In alle tijdstippen van zijn leven heeft Ensor zichzelf geportretteerd: in schilderijen, in tekeningen, in etsen. Ze zijn van uitzonderlijke betekenis, omdat men uit de studie ervan de hele ontwikkeling van zijn ongemeen boeiende, rijke, veelzijdige persoonlijkheid en van zijn raadselachtige en onthutsende psychische gesteldheid kan aflezen. Onder de geschilderde zelfportretten zijn er drie die op de voorgrond treden: 'Ensor met de bebloemde hoed' (1883), 'Ensor vóór zijn schildersezel' (1889 ?) en 'Onze-Lieve-Vrouw troosteres' (1892). Het eerste dateert uit zijn donkere periode. Het tweede stamt uit zijn lichte periode, toen hij in een helder kleurengamma werkte, alhoewel het door zijn gedempte tonaliteit een subtiel moment uit zijn overgangsvorm van donker naar volkomen opgehelderd palet illustreert. Het derde behoort tot het hoogtepunt van zijn schilderscarrière, toen hij een volstrekt opgeklaard palet en daarenboven nog een uiterst scherp getekende vorm aanwendde. Alhoewel we speciaal het tweede portret zullen bespreken, willen we eerst, een en ander in herinnering brengen. Ensor is zonder de minste twijfel een geniaal schilder. Een volstrekt uitzonderlijk begaafde, die zowel instinctmatig als bewust de diepste gronden van het leven oproept. Er schuilt iets magisch in alles wat hij doet. Op negentienjarige leeftijd blijkt hij reeds een door de goden uitverkorene die, in een donker palet, zowel in vrij getoets als in gemetseld-stevige verfpasta, het levensgeheim als een 'donkere' macht oproept. In 1883, op zijn drieëntwintigste jaar, ondergaat zijn visie een eerste verruiming. Waar hij voordien bij een nauwkeurige observatie van de nabije werkelijkheid bleef, die hij tegelijk op geheimzinnige wijze als 'bezield' ervaarde, treedt nu een verrijking in. Zijn verbeelding veert los, verleent aan de werkelijkheid en aan de geheimzinnigheid een nieuwe dimensie, waarbij het mysterieuze met tegelijk angstwekkende en aanlokkende vleugelslag uit de verste verten schijnt aan te zeilen.

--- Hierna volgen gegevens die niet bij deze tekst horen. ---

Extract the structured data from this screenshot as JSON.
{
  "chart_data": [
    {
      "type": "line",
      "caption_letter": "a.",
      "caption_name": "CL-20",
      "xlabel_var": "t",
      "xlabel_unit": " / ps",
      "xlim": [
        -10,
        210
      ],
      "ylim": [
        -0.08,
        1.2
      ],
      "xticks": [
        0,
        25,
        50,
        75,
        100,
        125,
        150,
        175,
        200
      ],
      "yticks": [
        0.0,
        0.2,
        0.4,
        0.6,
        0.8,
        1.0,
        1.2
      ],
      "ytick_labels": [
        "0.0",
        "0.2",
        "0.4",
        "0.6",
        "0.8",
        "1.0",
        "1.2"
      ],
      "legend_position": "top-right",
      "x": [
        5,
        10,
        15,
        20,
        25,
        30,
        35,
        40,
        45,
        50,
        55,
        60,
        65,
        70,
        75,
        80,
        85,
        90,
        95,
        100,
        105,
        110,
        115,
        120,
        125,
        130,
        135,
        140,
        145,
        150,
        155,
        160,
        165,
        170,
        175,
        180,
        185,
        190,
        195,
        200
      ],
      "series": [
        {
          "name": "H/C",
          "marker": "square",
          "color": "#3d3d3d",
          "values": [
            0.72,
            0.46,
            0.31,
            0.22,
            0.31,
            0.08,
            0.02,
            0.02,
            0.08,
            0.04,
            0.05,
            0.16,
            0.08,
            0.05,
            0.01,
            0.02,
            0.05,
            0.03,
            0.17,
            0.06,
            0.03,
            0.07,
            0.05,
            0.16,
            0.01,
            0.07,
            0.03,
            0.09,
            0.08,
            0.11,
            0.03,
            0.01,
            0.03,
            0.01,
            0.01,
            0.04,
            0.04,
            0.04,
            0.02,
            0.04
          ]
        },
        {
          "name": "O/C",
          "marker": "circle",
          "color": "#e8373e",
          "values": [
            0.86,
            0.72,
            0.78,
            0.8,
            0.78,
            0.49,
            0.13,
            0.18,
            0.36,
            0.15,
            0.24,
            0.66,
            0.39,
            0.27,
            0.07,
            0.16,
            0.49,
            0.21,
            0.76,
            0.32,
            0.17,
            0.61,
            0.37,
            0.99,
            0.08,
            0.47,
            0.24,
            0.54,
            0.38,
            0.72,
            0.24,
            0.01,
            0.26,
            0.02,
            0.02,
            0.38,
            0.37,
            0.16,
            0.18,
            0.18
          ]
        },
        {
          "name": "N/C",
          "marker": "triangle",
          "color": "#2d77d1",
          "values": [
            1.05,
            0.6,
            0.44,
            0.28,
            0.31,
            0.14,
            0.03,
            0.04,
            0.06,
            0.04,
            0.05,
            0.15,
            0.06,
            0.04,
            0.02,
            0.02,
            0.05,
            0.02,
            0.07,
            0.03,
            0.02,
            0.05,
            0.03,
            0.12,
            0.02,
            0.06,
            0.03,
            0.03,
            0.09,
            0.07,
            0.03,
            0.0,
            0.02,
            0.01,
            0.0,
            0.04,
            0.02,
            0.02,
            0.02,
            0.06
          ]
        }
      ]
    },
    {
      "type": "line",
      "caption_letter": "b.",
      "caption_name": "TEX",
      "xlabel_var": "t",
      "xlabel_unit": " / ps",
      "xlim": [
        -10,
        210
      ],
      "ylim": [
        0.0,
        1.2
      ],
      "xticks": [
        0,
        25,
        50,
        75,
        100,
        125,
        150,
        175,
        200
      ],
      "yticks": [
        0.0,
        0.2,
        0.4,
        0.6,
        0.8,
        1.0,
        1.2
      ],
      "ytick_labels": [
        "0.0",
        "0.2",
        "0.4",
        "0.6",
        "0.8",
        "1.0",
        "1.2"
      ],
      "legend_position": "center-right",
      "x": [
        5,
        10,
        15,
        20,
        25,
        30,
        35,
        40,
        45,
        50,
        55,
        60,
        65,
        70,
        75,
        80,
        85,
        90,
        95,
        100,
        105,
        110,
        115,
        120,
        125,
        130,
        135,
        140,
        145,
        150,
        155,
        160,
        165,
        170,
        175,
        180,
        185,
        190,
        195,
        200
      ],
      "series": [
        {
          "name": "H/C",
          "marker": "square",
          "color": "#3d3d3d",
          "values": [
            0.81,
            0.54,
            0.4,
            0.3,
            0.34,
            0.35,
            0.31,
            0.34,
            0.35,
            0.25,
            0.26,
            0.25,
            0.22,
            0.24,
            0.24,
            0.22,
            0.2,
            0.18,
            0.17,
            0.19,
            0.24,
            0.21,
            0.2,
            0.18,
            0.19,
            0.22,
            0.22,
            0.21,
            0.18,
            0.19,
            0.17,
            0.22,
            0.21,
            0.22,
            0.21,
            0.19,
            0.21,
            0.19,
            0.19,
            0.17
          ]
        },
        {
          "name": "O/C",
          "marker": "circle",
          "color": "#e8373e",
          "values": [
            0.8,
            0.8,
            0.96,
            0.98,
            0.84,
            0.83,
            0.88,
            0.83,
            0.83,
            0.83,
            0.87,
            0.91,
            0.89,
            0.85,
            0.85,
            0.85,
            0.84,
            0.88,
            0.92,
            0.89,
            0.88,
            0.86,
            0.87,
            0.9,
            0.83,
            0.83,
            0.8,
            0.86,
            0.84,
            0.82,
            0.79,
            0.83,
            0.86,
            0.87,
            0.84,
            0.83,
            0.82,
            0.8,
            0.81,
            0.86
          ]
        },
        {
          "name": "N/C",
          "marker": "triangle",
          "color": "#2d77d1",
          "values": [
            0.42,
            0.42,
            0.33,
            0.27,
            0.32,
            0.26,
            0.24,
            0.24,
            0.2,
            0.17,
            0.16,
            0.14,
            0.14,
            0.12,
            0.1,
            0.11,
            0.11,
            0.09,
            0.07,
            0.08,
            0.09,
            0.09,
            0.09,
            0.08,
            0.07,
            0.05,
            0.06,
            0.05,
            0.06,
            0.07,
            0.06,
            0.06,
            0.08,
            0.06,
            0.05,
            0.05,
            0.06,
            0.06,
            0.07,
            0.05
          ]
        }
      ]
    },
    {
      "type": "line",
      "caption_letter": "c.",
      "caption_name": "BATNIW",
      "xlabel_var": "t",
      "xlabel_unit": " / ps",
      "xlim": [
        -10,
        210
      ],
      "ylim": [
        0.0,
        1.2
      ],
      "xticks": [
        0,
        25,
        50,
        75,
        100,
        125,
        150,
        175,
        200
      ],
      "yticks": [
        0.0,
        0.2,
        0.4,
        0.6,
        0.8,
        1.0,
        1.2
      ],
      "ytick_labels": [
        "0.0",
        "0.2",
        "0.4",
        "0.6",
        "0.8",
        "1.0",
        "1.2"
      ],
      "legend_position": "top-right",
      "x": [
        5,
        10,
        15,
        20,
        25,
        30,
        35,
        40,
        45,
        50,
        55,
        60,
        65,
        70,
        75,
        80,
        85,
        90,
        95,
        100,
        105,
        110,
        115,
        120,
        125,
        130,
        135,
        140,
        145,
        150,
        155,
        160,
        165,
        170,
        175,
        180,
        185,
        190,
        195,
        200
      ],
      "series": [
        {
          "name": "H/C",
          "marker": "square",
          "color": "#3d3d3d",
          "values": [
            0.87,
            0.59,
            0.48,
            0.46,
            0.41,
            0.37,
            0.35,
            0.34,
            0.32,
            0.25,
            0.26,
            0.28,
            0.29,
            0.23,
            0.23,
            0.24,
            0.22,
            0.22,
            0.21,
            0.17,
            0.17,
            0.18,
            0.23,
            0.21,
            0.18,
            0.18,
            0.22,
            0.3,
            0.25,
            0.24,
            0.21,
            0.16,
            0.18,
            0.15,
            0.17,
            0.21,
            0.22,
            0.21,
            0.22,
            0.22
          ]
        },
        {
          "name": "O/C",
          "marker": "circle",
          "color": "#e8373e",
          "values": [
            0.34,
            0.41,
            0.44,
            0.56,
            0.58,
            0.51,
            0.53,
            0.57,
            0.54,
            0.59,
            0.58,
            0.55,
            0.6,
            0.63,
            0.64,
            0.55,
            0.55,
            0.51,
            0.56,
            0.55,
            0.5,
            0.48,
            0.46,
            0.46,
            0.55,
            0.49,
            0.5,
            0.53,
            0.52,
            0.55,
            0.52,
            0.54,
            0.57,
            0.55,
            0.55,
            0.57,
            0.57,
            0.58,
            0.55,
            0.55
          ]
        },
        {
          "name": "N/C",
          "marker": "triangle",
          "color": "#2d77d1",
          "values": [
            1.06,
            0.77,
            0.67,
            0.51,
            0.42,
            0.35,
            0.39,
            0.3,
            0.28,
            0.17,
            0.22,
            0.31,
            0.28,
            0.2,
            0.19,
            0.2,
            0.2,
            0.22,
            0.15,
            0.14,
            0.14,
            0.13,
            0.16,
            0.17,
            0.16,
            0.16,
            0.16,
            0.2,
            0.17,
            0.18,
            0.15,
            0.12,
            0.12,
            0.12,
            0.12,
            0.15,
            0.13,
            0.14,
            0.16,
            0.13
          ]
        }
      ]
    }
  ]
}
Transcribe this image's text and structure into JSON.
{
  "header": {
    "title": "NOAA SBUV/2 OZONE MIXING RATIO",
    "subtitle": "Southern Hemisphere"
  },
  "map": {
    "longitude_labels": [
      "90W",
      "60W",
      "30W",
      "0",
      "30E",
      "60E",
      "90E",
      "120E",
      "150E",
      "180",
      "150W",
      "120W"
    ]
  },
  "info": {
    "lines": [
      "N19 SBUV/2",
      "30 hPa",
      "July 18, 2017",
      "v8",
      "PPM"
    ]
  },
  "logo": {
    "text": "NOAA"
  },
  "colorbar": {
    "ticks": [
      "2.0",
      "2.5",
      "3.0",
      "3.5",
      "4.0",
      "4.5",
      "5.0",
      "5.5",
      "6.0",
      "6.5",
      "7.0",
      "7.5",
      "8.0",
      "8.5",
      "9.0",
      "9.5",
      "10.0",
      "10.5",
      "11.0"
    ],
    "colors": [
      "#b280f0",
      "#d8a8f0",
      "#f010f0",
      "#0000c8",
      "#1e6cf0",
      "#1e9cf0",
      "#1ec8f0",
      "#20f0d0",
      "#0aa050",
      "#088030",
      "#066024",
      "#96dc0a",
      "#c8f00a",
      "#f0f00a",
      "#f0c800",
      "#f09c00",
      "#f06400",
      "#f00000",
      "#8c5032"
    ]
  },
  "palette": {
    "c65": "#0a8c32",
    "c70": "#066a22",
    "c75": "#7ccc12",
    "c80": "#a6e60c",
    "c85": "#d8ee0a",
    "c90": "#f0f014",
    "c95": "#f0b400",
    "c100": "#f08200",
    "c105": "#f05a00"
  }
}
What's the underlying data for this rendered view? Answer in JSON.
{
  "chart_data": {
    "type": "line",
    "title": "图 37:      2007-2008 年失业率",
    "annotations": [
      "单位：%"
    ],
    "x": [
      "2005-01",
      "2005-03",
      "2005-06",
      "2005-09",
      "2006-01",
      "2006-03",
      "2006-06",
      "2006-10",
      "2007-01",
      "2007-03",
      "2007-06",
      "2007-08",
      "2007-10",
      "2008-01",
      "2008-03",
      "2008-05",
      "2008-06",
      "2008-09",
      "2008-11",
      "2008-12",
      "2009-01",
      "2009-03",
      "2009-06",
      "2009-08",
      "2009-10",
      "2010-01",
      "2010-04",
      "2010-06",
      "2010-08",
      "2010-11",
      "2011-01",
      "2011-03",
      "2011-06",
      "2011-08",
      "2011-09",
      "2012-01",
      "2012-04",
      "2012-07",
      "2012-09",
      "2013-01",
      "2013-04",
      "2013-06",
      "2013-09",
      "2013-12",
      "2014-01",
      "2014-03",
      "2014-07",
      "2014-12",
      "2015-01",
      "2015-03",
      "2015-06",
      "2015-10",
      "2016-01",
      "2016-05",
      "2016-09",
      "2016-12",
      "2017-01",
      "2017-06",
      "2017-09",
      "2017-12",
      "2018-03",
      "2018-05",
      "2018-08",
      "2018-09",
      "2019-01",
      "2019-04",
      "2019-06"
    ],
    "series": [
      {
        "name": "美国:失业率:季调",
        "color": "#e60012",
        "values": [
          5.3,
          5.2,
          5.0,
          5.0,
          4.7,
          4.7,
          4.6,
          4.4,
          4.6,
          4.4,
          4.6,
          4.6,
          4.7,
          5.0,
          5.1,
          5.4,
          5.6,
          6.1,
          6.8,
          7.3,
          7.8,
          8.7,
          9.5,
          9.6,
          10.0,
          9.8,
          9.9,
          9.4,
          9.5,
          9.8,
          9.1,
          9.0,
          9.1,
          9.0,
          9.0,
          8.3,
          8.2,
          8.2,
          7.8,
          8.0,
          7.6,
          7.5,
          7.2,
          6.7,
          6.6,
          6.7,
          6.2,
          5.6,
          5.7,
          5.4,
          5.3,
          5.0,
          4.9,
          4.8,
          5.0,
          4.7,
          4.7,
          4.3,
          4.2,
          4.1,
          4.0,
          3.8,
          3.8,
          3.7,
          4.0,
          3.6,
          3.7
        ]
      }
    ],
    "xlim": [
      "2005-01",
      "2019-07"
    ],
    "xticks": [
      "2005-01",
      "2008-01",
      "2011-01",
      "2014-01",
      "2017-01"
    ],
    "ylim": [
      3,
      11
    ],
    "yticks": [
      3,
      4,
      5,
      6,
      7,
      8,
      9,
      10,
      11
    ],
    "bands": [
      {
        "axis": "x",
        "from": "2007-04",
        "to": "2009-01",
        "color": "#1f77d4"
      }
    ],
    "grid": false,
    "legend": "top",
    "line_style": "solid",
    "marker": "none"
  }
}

In zijn 'Roeier', zijn 'Geërgerde maskers', zijn 'Zelfportret met bebloemde hoed' de voornaamste werken uit 1883, is dat duidelijk. Enerzijds rukt hij de realiteit dichtbij met onmeedogende brutaliteit, op levensgroot formaat, anderzijds ontglipt en duikt het mysterieuze weg in ongrijpbare verten. Zijn zelfportret, - aanvankelijk zonder vrouwenhoed! - is zeker het geheimzinnigste van de drie. M. De Mayer heeft in de 2e jg. van Openbaar Kunstbezit (nr 16, a) dit schilderij uitvoerig besproken en erop gewezen dat Ensor later, wellicht in 1888, dat zelfportret gedeeltelijk, in lichtere kleurengamma, heeft bijgewerkt. Werden toegevoegd: de gele vilthoed met kleurige bloemen, de zuur-paarse struisveer alsook de blauwig-grijze weerglans en het sierlijk ovaal die op zichtbare wijze het glas van de spiegel suggereren waarin Ensor zich bespied had. Er zit een dubbele verrassing aan die wijziging vast. Vooreerst: Ensor liet het gelaat van zijn portret van 1883 onaangeroerd. Onaangeroerd liet hij de felheid waarmee hij het aanpakte, de mannelijke kracht ervan, zijn wonderbaar klare, grote, tegelijk zo dichtbije en tegelijk zo verafliggende ogen, het verwonderd zelfbehagen waarmede hij zichzelf, die mooie, intelligente jongeling heeft ontdekt, het onbekende in zijn eigen ogen, in zijn eigen ziel heeft gezien en bespied. Aan de aangrijpende ernst waarmede hij zichzelf als een levend mysterie in 1883 heeft betrapt, heeft hij in 1888 niet geraakt; hij heeft enkel door grillige omschrijvingen en toevoegingen, - door vermomming of travestiemotieven - en door de zichtbare weergave van de spiegelglans het mysterieuze een meer actieve vorm en een ironische pointe willen verlenen, zoals hij dat van het jaar 1886 af deed, toen hij masker, doodskop en geraamte als de meest concrete vorm voor zijn bevrijde innerlijke visie aanwendde. De tweede verrassing is wel, dat Ensor niet in 1883 de vermommende strohoed aanwendde! Want in datzelfde jaar schilderde hij toch zijn eerste belangrijk masker-schilderij: de 'Geërgerde maskers', waarin bij de twee figuren van man en vrouw, de brutaliteit tot gruw wordt opgehitst door het opzetten van mombakkes-maskers, door vermomming! Maar die bebloemde hoed vond hij toen overbodig. De verrassing om de ontdekking van zijn eigen verschijning, 'een vreemde en zachte lokvogel, die uit de koele wateren van de spiegel als uit het onnoembare aanvloog' was hem voldoende.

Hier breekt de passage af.